Das diesen Anforderungen entsprechende Kyoto-Protokoll trat jedoch erst 2005 in Kraft – zu spät, um noch zielführend zu sein. Die CO2-Konzentration lag inzwischen bei 380 ppm; nun schienen größere Anstrengungen zum Klimaschutz geboten. Bei der Klimakonferenz 2009 in Kopenhagen stand das 1,5-Grad-Ziel bereits zur Debatte und es war klar, dass die Schwellen- und Entwicklungsländer für den Ausstieg aus fossilen Energien massive Finanztransfers benötigen würden. Doch es blieb beim Zwei-Grad-Ziel und einem vagen Versprechen über 100 Millionen Dollar jährlich … ab 2020. Hätte man beides sofort beschlossen, vielleicht hätte man dann den Klimawandel mittels Technologie- und Finanztransfers noch stoppen können. 2015 kam endlich das Pariser Abkommen zustande; angewendet wird es erst ab kommendem Jahr. Wieder einmal zu spät, um seinem Zweck gerecht zu werden.

Den Preis für die Stabilisierung der Erderwärmung würden Entwicklungs- und Schwellenländer zahlen.
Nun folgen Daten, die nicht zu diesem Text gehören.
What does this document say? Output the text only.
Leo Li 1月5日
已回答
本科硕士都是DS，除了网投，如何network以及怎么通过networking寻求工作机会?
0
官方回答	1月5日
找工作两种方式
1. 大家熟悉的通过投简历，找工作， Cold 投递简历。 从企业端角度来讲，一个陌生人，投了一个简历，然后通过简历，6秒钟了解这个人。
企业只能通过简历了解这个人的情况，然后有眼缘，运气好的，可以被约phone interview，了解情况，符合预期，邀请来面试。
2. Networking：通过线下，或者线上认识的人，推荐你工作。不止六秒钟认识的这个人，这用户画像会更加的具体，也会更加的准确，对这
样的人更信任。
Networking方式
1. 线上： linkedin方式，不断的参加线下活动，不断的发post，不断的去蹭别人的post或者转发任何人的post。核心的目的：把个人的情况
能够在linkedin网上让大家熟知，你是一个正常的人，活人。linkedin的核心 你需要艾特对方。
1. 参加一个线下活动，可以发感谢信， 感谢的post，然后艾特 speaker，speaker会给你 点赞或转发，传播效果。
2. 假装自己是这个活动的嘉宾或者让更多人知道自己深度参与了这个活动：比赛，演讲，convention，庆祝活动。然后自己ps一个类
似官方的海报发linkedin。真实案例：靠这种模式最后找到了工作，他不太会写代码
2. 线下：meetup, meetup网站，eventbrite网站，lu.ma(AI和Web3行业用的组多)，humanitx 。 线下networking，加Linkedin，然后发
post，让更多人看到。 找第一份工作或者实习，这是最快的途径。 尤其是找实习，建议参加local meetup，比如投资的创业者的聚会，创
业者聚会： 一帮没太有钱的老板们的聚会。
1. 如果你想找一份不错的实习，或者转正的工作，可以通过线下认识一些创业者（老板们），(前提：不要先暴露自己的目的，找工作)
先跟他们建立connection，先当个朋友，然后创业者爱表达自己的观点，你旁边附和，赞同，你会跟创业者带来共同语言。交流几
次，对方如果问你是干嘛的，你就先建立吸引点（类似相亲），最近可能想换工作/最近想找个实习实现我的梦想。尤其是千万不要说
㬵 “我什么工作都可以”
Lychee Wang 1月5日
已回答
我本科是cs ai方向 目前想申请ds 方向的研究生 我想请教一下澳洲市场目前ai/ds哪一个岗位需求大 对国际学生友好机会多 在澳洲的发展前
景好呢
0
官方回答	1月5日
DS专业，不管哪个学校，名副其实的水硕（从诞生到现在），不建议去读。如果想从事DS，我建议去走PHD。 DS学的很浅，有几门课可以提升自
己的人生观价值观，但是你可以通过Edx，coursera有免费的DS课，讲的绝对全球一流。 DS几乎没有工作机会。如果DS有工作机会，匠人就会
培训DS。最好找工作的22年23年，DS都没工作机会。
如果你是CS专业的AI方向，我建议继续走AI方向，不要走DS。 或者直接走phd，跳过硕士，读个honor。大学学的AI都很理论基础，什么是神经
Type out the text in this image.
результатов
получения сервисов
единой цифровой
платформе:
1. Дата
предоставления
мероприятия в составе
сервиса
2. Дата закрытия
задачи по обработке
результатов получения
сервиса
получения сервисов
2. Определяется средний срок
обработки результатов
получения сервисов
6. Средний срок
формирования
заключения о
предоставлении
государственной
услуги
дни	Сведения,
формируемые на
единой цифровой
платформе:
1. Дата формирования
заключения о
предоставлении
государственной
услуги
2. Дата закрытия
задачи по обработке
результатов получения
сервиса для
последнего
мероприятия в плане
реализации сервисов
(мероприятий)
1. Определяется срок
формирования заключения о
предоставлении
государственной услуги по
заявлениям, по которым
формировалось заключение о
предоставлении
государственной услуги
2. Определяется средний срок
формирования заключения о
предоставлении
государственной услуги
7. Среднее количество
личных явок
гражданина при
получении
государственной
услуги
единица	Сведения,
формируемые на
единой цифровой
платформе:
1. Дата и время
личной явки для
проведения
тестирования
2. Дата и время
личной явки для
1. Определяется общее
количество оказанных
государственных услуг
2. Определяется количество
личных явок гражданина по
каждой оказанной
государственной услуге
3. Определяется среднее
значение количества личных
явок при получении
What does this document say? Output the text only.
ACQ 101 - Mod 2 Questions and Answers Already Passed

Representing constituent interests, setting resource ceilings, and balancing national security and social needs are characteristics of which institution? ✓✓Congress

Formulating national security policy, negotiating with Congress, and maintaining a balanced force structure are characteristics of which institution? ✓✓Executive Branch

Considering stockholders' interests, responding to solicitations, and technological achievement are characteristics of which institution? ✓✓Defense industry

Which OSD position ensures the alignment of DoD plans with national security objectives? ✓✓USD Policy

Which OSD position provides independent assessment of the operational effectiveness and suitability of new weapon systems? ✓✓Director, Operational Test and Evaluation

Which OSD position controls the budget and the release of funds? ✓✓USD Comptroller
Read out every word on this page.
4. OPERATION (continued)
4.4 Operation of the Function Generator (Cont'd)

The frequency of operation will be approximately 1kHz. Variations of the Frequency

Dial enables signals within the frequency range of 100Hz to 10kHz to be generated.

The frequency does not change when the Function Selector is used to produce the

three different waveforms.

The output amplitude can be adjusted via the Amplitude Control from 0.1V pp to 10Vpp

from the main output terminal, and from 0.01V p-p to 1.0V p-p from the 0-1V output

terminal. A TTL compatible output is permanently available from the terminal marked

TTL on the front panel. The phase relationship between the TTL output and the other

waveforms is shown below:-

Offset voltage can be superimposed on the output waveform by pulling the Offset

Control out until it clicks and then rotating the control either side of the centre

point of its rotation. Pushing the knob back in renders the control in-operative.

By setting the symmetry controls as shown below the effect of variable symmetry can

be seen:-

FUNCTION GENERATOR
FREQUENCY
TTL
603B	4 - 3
Mittlerweile liegt die CO2-Konzen- tration bei 415 ppm, die internationalen Beziehungen sind frostiger denn je und der globale Süden muss befürchten, nach Finanz- und Covidkrise auf der Strecke zu bleiben. Dies umso mehr, als sich die klimapolitischen Finanztransfers als viel zu gering erweisen und teilweise in Form von Darlehen erfolgen. Mit anderen Worten: Sollte die Erderwärmung in den kommenden Jahrzehnten auf diese Weise auf einem akzeptablen Niveau stabilisiert werden, dann würden die Entwicklungs- und wohl auch die Schwellenländer dafür einen hohen Preis zahlen in Form von Überschuldung und Verarmung.

Technologien und fixe Finanzhilfen werden nicht mehr ausreichen, um eine gerechte weltweite Transition zu ermöglichen. Was auf der COP26 noch nicht diskutiert wurde und trotzdem zeitnah beschlossen und umgesetzt werden muss, ist ein „Global Green New Deal“. Und zwar nicht einer von der Art, wie ihn die UN bereits zur Erreichung der „Sustainable Development Goals“ propagiert, im Rahmen klassischer zwischenstaatlicher diplomatischer und Wirtschaftsbeziehungen. Um den Klimawandel ohne riesige Kollateralschäden zu stoppen, braucht es einen gemeinsamen Plan für die langfristige weltweite wirtschaftliche und soziale Entwicklung. Das läuft darauf hinaus, die lokalen Entwicklungsdefizite als „inländische“ Probleme zu begreifen, für deren Behebung die besser gestellten Regionen des Planeten gemeinsam zuständig sind. Und zwar noch ehe es auch dafür zu spät ist.